News / Space News

    Loneliest Young Star Seen by Spitzer and WISE

    NASA | JULY 30, 2016

    The unusual object, called CX330, was first detected as a source of X-ray light in 2009 by NASA's Chandra X-Ray Observatory while it was surveying the bulge in the central region of the Milky Way. Further observations indicated that this object was emitting optical light as well. With only these clues, scientists had no idea what this object was.



    An unusual celestial object called CX330 was first detected as a source of X-ray light in 2009. It has been launching "jets" of material into the gas and dust around it.

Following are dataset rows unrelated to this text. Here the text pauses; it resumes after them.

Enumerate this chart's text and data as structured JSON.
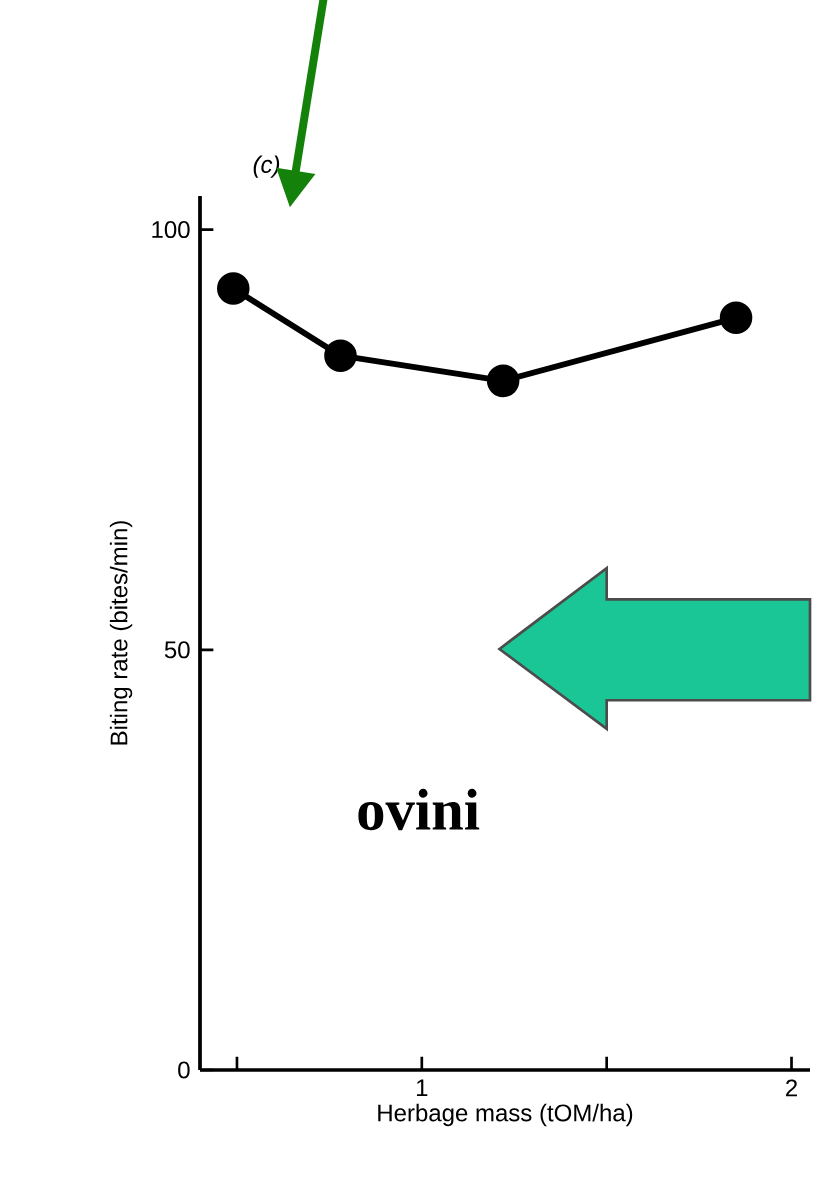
{
  "chart_data": {
    "type": "line",
    "xlabel": "Herbage mass (tOM/ha)",
    "ylabel": "Biting rate (bites/min)",
    "annotations": [
      "(c)",
      "ovini"
    ],
    "series": [
      {
        "color": "#000000",
        "x": [
          0.49,
          0.78,
          1.22,
          1.85
        ],
        "values": [
          93,
          85,
          82,
          89.5
        ]
      }
    ],
    "xlim": [
      0.4,
      2.05
    ],
    "ylim": [
      0,
      104
    ],
    "xticks": [
      {
        "value": 0.5,
        "label": null
      },
      1,
      {
        "value": 1.5,
        "label": null
      },
      2
    ],
    "yticks": [
      0,
      50,
      100
    ],
    "marker": "circle",
    "line_style": "solid"
  }
}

    Comparing WISE data from 2010 with Spitzer Space Telescope data from 2007, researchers determined that CX330 is likely a young star that had been outbursting for several years. In fact, in that three-year period its brightness had increased by a few hundred times.

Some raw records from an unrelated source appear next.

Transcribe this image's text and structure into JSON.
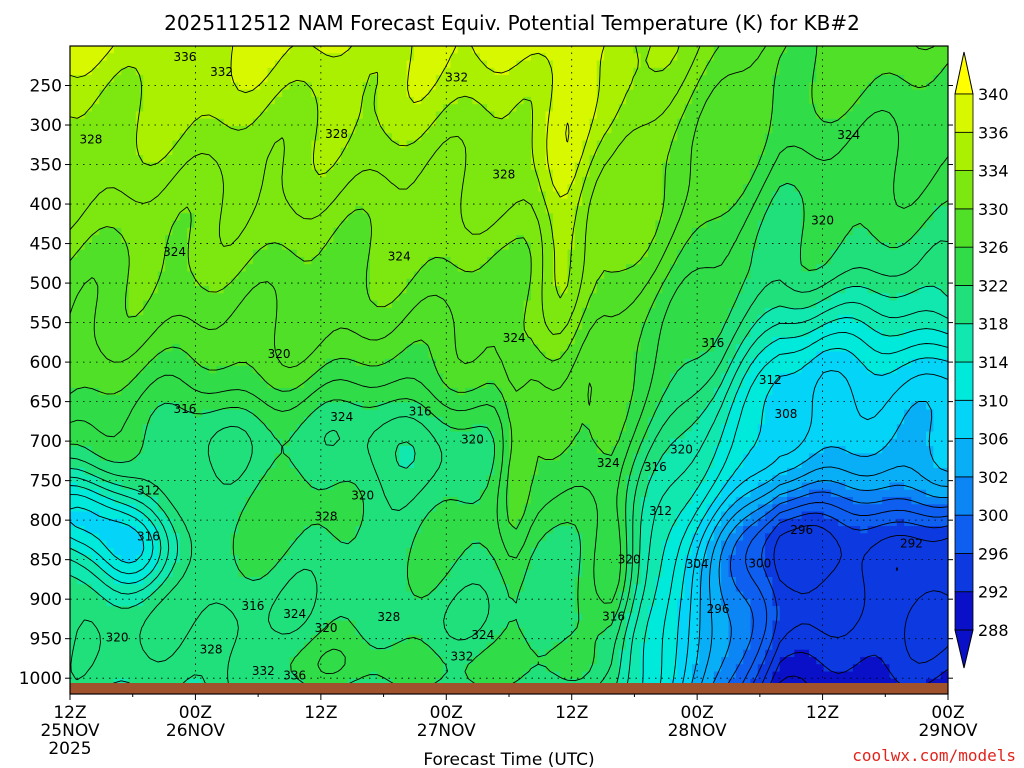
{
  "chart_data": {
    "type": "heatmap",
    "title": "2025112512 NAM Forecast Equiv. Potential Temperature (K) for KB#2",
    "xlabel": "Forecast Time (UTC)",
    "ylabel": "",
    "credit": "coolwx.com/models",
    "x_ticks": [
      {
        "hour": 0,
        "line1": "12Z",
        "line2": "25NOV",
        "line3": "2025"
      },
      {
        "hour": 12,
        "line1": "00Z",
        "line2": "26NOV",
        "line3": ""
      },
      {
        "hour": 24,
        "line1": "12Z",
        "line2": "",
        "line3": ""
      },
      {
        "hour": 36,
        "line1": "00Z",
        "line2": "27NOV",
        "line3": ""
      },
      {
        "hour": 48,
        "line1": "12Z",
        "line2": "",
        "line3": ""
      },
      {
        "hour": 60,
        "line1": "00Z",
        "line2": "28NOV",
        "line3": ""
      },
      {
        "hour": 72,
        "line1": "12Z",
        "line2": "",
        "line3": ""
      },
      {
        "hour": 84,
        "line1": "00Z",
        "line2": "29NOV",
        "line3": ""
      }
    ],
    "xlim": [
      0,
      84
    ],
    "y_ticks": [
      250,
      300,
      350,
      400,
      450,
      500,
      550,
      600,
      650,
      700,
      750,
      800,
      850,
      900,
      950,
      1000
    ],
    "y_tick_labels": [
      "250",
      "300",
      "350",
      "400",
      "450",
      "500",
      "550",
      "600",
      "650",
      "700",
      "750",
      "800",
      "850",
      "900",
      "950",
      "1000"
    ],
    "ylim": [
      200,
      1020
    ],
    "colorbar": {
      "levels": [
        288,
        292,
        296,
        300,
        302,
        306,
        310,
        314,
        318,
        322,
        326,
        330,
        334,
        336,
        340
      ],
      "level_labels": [
        "288",
        "292",
        "296",
        "300",
        "302",
        "306",
        "310",
        "314",
        "318",
        "322",
        "326",
        "330",
        "334",
        "336",
        "340"
      ],
      "colors": [
        "#0a10c8",
        "#0c3ae0",
        "#0e5ef0",
        "#0c86f4",
        "#08aef6",
        "#04d4f8",
        "#00eadc",
        "#10e8b0",
        "#20e07c",
        "#30dc48",
        "#50e028",
        "#7ce810",
        "#aaf000",
        "#d8f800",
        "#ffff00"
      ]
    },
    "contour_labels": [
      {
        "value": "336",
        "hour": 11,
        "p": 213
      },
      {
        "value": "332",
        "hour": 14.5,
        "p": 232
      },
      {
        "value": "332",
        "hour": 37,
        "p": 239
      },
      {
        "value": "328",
        "hour": 2,
        "p": 318
      },
      {
        "value": "328",
        "hour": 25.5,
        "p": 311
      },
      {
        "value": "328",
        "hour": 41.5,
        "p": 362
      },
      {
        "value": "324",
        "hour": 74.5,
        "p": 312
      },
      {
        "value": "320",
        "hour": 72,
        "p": 420
      },
      {
        "value": "324",
        "hour": 10,
        "p": 460
      },
      {
        "value": "324",
        "hour": 31.5,
        "p": 466
      },
      {
        "value": "324",
        "hour": 42.5,
        "p": 569
      },
      {
        "value": "320",
        "hour": 20,
        "p": 589
      },
      {
        "value": "316",
        "hour": 61.5,
        "p": 575
      },
      {
        "value": "312",
        "hour": 67,
        "p": 622
      },
      {
        "value": "308",
        "hour": 68.5,
        "p": 665
      },
      {
        "value": "316",
        "hour": 11,
        "p": 659
      },
      {
        "value": "324",
        "hour": 26,
        "p": 669
      },
      {
        "value": "316",
        "hour": 33.5,
        "p": 662
      },
      {
        "value": "320",
        "hour": 38.5,
        "p": 697
      },
      {
        "value": "324",
        "hour": 51.5,
        "p": 727
      },
      {
        "value": "316",
        "hour": 56,
        "p": 732
      },
      {
        "value": "320",
        "hour": 58.5,
        "p": 710
      },
      {
        "value": "312",
        "hour": 7.5,
        "p": 762
      },
      {
        "value": "312",
        "hour": 56.5,
        "p": 788
      },
      {
        "value": "328",
        "hour": 24.5,
        "p": 795
      },
      {
        "value": "320",
        "hour": 28,
        "p": 768
      },
      {
        "value": "316",
        "hour": 7.5,
        "p": 820
      },
      {
        "value": "296",
        "hour": 70,
        "p": 812
      },
      {
        "value": "292",
        "hour": 80.5,
        "p": 829
      },
      {
        "value": "300",
        "hour": 66,
        "p": 854
      },
      {
        "value": "304",
        "hour": 60,
        "p": 855
      },
      {
        "value": "320",
        "hour": 53.5,
        "p": 849
      },
      {
        "value": "296",
        "hour": 62,
        "p": 912
      },
      {
        "value": "316",
        "hour": 17.5,
        "p": 908
      },
      {
        "value": "324",
        "hour": 21.5,
        "p": 918
      },
      {
        "value": "328",
        "hour": 30.5,
        "p": 922
      },
      {
        "value": "316",
        "hour": 52,
        "p": 921
      },
      {
        "value": "320",
        "hour": 4.5,
        "p": 948
      },
      {
        "value": "324",
        "hour": 39.5,
        "p": 945
      },
      {
        "value": "328",
        "hour": 13.5,
        "p": 963
      },
      {
        "value": "332",
        "hour": 37.5,
        "p": 972
      },
      {
        "value": "332",
        "hour": 18.5,
        "p": 990
      },
      {
        "value": "336",
        "hour": 21.5,
        "p": 996
      },
      {
        "value": "320",
        "hour": 24.5,
        "p": 936
      }
    ],
    "colors": {
      "ground": "#a0522d",
      "credit": "#e0241c",
      "contour": "#000000",
      "gridline": "#000000"
    }
  }
}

    The lone star's behavior has similarities to FU Orionis, a young outbursting star that had an initial three-month outburst in 1936-7. But CX330 is more compact, hotter and likely more massive than the FU Orionis-like objects known. The more isolated star launches faster "jets," or outflows of material that slam into the gas and dust around it.

    The disk has probably heated to the point where the gas in the disk has become ionized, leading to a rapid increase in how fast the material falls onto the star.

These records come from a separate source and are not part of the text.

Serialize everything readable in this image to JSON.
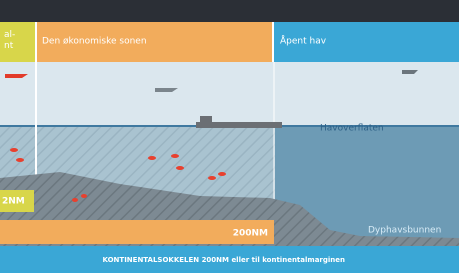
{
  "header": {
    "zones": [
      "al-\nnt",
      "Den økonomiske sonen",
      "Åpent hav"
    ]
  },
  "labels": {
    "surface": "Havoverflaten",
    "deep_seabed": "Dyphavsbunnen",
    "territorial_limit": "2NM",
    "economic_limit": "200NM"
  },
  "footer": {
    "text": "KONTINENTALSOKKELEN 200NM eller til kontinentalmarginen"
  }
}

    Most puzzling to astronomers, FU Orionis and the rare objects like it -- there are only about 10 of them -- are located in star-forming regions. Young stars usually form and feed from their surrounding gas and dust-rich regions in star-forming clouds. By contrast, the region of star formation closest to CX330 is over a thousand light-years away.

    In fact, it is possible that all stars go through this dramatic stage of development in their youth, but that the outbursts are too short in cosmological time for humans to observe many of them.

    How did CX330 become so isolated? One idea is that it may have been born in a star-forming region, but was ejected into its present lonely pocket of the galaxy. But this is unlikely, astronomers say. Because CX330 is in a youthful phase of its development -- likely less than 1 million years old -- and is still eating its surrounding disk, it must have formed near its present location in the sky.